Iraqi authorities have also imposed an around-the-clock curfew in the capital Baghdad in an effort to thwart protests that have gripped the country since Tuesday.

The curfew was announced early Thursday following a meeting of Iraq's top leaders to discuss the demonstrations.

Internet access has also been cut across much of Iraq.

The streets of the capital remained relatively deserted throughout the day, apart from central Tahrir Square where hundreds were gathered.

But as demonstrators moved near a bridge that leads into the Green Zone, Iraqi security forces began to shoot above the crowd and fire tear gas, according to a cameraman from Associated Press at the scene.

The protests are in response to a deteriorating economy, lack of jobs and rampant corruption in the government.

Organisation of protesters
Protests have been concentrated so far in Baghdad and in southern Shiite areas. They appear to be spontaneous without any known leadership.

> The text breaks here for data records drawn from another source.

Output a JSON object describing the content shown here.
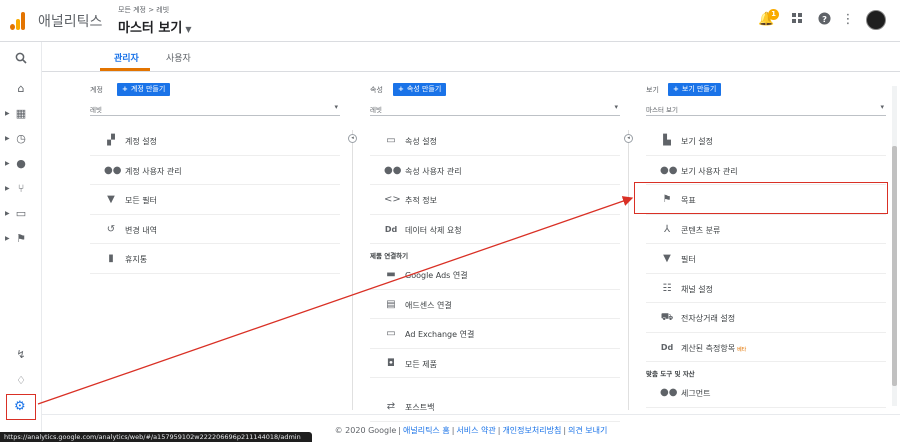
{
  "header": {
    "app_name": "애널리틱스",
    "breadcrumb": "모든 계정 > 레빗",
    "view_title": "마스터 보기",
    "notification_count": "1"
  },
  "tabs": [
    {
      "label": "관리자",
      "active": true
    },
    {
      "label": "사용자",
      "active": false
    }
  ],
  "account": {
    "label": "계정",
    "create_button": "계정 만들기",
    "selected": "레빗",
    "items": [
      {
        "label": "계정 설정",
        "icon": "building-icon"
      },
      {
        "label": "계정 사용자 관리",
        "icon": "users-icon"
      },
      {
        "label": "모든 필터",
        "icon": "filter-icon"
      },
      {
        "label": "변경 내역",
        "icon": "history-icon"
      },
      {
        "label": "휴지통",
        "icon": "trash-icon"
      }
    ]
  },
  "property": {
    "label": "속성",
    "create_button": "속성 만들기",
    "selected": "레빗",
    "items": [
      {
        "label": "속성 설정",
        "icon": "window-icon"
      },
      {
        "label": "속성 사용자 관리",
        "icon": "users-icon"
      },
      {
        "label": "추적 정보",
        "icon": "code-icon"
      },
      {
        "label": "데이터 삭제 요청",
        "icon": "dd-icon"
      }
    ],
    "linking_section": "제품 연결하기",
    "linking_items": [
      {
        "label": "Google Ads 연결",
        "icon": "ads-icon"
      },
      {
        "label": "애드센스 연결",
        "icon": "adsense-icon"
      },
      {
        "label": "Ad Exchange 연결",
        "icon": "window-icon"
      },
      {
        "label": "모든 제품",
        "icon": "products-icon"
      }
    ],
    "postback": {
      "label": "포스트백",
      "icon": "postback-icon"
    }
  },
  "view": {
    "label": "보기",
    "create_button": "보기 만들기",
    "selected": "마스터 보기",
    "items": [
      {
        "label": "보기 설정",
        "icon": "doc-icon"
      },
      {
        "label": "보기 사용자 관리",
        "icon": "users-icon"
      },
      {
        "label": "목표",
        "icon": "flag-icon"
      },
      {
        "label": "콘텐츠 분류",
        "icon": "grouping-icon"
      },
      {
        "label": "필터",
        "icon": "filter-icon"
      },
      {
        "label": "채널 설정",
        "icon": "channel-icon"
      },
      {
        "label": "전자상거래 설정",
        "icon": "cart-icon"
      },
      {
        "label": "계산된 측정항목",
        "icon": "dd-icon",
        "beta": "베타"
      }
    ],
    "tools_section": "맞춤 도구 및 자산",
    "tools_items": [
      {
        "label": "세그먼트",
        "icon": "segment-icon"
      }
    ]
  },
  "footer": {
    "copyright": "© 2020 Google",
    "links": [
      "애널리틱스 홈",
      "서비스 약관",
      "개인정보처리방침",
      "의견 보내기"
    ]
  },
  "status_url": "https://analytics.google.com/analytics/web/#/a157959102w222206696p211144018/admin",
  "colors": {
    "accent_blue": "#1a73e8",
    "tab_orange": "#e37400",
    "highlight_red": "#d93025"
  }
}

The protesters are mainly young, disenchanted youth demanding improved services such as electricity, water, and ultimately an end to the country's endemic corruption.

While news of the protests has spread across social media, the demands of the protesters have also expanded, now also including the resignation of the government.

Challenge to government
The protests and unrest are seen as the most serious challenge to Prime Minister Adel Abdul-Mahdi's one-year-old government.

With tensions high between Iran and the United States, Baghdad, an ally of both, has found itself caught in the middle.

Iraq hosts thousands of American troops along with powerful paramilitary forces allied with Iran.

The US military based in Iraq issued a statement on Thursday calling for “all sides to reduce tensions and reject violence"

"We believe that peaceful, public rallies are a fundamental element of all democracies; there is no place for violence in those demonstrations,” the statement said.